Intervention de Delphine Batho

Séance en hémicycle du 11 mars 2013 à 21h45
Tarification progressive de l'énergie — Présentation

Delphine Batho, ministre de l'écologie, du développement durable et de l'énergie :

Aujourd'hui, en France, ce sont les mêmes qui subissent les inégalités sociales et les inégalités environnementales. Nous sommes fiers d'étendre, à travers le vote de cette proposition de loi, le bénéfice des tarifs sociaux de l'énergie à 8 millions de Français, alors que s'aggrave dans notre pays le scandale de la précarité énergétique, qui voit de plus en plus de familles aux prises avec des situations très difficiles face à l'augmentation des factures d'électricité et de gaz.

Le Gouvernement a déjà étendu par arrêté, au mois de décembre dernier, le bénéfice des tarifs sociaux de 1,2 million à 1,7 million de foyers, mais seul le vote de la loi permettra à 8 millions de Français d'accéder à ces tarifs sociaux – rappelons que cela représentera en moyenne un gain de pouvoir d'achat de 200 euros par an pour une famille se chauffant au gaz et de 90 euros pour une famille se chauffant à l'électricité. Le plafond de revenus, jusqu'alors de 661 euros, va passer à 893 euros pour une personne seule, ce qui correspond à peu près au seuil de pauvreté. C'est donc une avancée sociale majeure.

Ce texte instaure aussi la trêve hivernale. C'est une question de dignité : au XXIe siècle, dans un pays avancé comme la France, on ne peut pas couper le chauffage à une famille entre le 1er novembre et le 15 mars.

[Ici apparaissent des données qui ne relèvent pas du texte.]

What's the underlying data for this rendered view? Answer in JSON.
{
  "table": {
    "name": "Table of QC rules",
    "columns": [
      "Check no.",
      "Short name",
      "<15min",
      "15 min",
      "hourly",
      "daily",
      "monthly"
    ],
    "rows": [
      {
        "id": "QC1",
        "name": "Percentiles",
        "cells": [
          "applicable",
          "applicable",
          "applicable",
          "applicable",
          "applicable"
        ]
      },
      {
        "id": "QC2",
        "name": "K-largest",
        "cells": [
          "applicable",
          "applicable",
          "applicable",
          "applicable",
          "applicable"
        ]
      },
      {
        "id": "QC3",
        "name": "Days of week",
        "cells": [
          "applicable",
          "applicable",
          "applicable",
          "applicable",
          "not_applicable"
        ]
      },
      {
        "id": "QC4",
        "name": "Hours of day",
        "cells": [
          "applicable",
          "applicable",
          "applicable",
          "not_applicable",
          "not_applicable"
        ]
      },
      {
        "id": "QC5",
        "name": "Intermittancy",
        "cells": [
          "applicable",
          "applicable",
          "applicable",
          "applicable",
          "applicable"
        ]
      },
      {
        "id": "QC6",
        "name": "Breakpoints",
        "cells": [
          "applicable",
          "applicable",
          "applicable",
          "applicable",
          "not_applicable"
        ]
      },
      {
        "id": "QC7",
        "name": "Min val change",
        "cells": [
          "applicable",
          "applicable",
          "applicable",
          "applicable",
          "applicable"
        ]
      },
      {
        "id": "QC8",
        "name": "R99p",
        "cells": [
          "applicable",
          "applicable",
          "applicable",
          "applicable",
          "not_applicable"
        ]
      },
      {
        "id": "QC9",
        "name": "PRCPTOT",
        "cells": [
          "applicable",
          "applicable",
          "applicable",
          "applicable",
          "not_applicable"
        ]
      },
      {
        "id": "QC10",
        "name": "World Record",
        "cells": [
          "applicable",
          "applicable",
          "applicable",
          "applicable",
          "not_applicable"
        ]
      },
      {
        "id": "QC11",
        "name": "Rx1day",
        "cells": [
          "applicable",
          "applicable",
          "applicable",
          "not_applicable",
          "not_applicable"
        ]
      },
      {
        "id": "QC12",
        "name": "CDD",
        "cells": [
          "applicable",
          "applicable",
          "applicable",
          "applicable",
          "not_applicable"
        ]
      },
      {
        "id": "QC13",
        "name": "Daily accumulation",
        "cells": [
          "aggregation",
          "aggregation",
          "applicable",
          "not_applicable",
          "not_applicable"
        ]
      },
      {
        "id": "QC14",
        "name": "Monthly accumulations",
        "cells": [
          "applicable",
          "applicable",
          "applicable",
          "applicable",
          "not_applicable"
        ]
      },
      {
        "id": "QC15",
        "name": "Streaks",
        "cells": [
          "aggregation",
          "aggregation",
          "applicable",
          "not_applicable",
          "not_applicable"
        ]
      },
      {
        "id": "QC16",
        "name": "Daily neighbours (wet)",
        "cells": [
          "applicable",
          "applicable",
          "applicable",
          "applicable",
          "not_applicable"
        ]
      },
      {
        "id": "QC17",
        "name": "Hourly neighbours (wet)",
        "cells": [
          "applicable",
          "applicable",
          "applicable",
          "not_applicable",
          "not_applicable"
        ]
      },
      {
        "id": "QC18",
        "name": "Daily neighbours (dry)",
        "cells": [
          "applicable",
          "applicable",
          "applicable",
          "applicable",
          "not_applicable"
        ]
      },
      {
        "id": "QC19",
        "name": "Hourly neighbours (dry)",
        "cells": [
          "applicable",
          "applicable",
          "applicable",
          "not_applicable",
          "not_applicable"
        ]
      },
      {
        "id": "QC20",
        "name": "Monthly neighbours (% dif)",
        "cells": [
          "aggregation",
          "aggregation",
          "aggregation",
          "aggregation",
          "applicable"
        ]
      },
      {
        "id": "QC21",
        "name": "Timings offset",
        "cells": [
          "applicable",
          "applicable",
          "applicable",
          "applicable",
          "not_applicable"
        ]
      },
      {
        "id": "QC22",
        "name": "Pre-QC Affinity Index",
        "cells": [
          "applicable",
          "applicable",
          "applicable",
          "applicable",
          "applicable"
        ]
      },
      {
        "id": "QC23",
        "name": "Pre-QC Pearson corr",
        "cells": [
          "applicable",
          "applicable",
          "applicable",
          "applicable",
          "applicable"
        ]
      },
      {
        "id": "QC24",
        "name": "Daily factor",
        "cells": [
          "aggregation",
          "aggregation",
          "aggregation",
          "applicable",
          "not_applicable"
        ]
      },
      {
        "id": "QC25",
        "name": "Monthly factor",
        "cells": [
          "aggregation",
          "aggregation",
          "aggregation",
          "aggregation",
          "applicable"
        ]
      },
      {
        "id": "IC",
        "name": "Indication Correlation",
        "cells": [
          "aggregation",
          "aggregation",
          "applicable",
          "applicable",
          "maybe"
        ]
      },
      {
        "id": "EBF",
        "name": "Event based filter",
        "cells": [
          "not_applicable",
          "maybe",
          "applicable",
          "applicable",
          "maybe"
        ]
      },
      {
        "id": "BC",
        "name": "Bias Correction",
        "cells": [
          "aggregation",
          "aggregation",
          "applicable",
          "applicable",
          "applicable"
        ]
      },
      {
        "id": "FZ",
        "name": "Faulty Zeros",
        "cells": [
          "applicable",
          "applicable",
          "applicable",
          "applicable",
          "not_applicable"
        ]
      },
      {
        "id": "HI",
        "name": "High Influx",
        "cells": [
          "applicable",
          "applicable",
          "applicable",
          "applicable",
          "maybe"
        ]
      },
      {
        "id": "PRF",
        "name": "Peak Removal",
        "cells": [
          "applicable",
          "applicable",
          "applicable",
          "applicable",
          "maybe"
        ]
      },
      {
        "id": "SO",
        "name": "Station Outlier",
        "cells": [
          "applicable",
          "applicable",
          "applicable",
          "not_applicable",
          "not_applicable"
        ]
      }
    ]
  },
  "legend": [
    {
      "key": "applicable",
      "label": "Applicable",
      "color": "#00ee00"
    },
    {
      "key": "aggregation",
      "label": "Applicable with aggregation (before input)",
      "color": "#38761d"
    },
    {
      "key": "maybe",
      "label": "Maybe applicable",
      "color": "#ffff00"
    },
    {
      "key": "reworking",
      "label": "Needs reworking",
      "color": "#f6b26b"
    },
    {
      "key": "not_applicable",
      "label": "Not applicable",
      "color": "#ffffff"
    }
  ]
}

En même temps que nous procédons à l'extension des tarifs sociaux, nous avons souhaité porter un message de responsabilisation et d'incitation aux économies d'énergie en direction des consommateurs. Nous sommes donc également fiers de l'innovation que constitue la création du bonus-malus sur les factures d'énergie de réseau. C'est un signal vertueux qui sera envoyé aux ménages pour qu'ils maîtrisent leur consommation.

Le bonus-malus s'appliquera en 2015. Il touchera les énergies de réseau ; 75 % des consommateurs percevront un bonus et seront donc gagnants avec ce dispositif doté de surcroît d'une forte dimension sociale. Il y aura un premier niveau de malus, de nature essentiellement pédagogique ; s'appliquera ensuite un malus dissuasif qui visera les consommations réellement extravagantes. Ainsi que l'avait souhaité le groupe socialiste, ce dispositif ne s'appliquera pas aux personnes qui, bien qu'elles habitent dans des « passoires » énergétiques, bénéficient des tarifs sociaux.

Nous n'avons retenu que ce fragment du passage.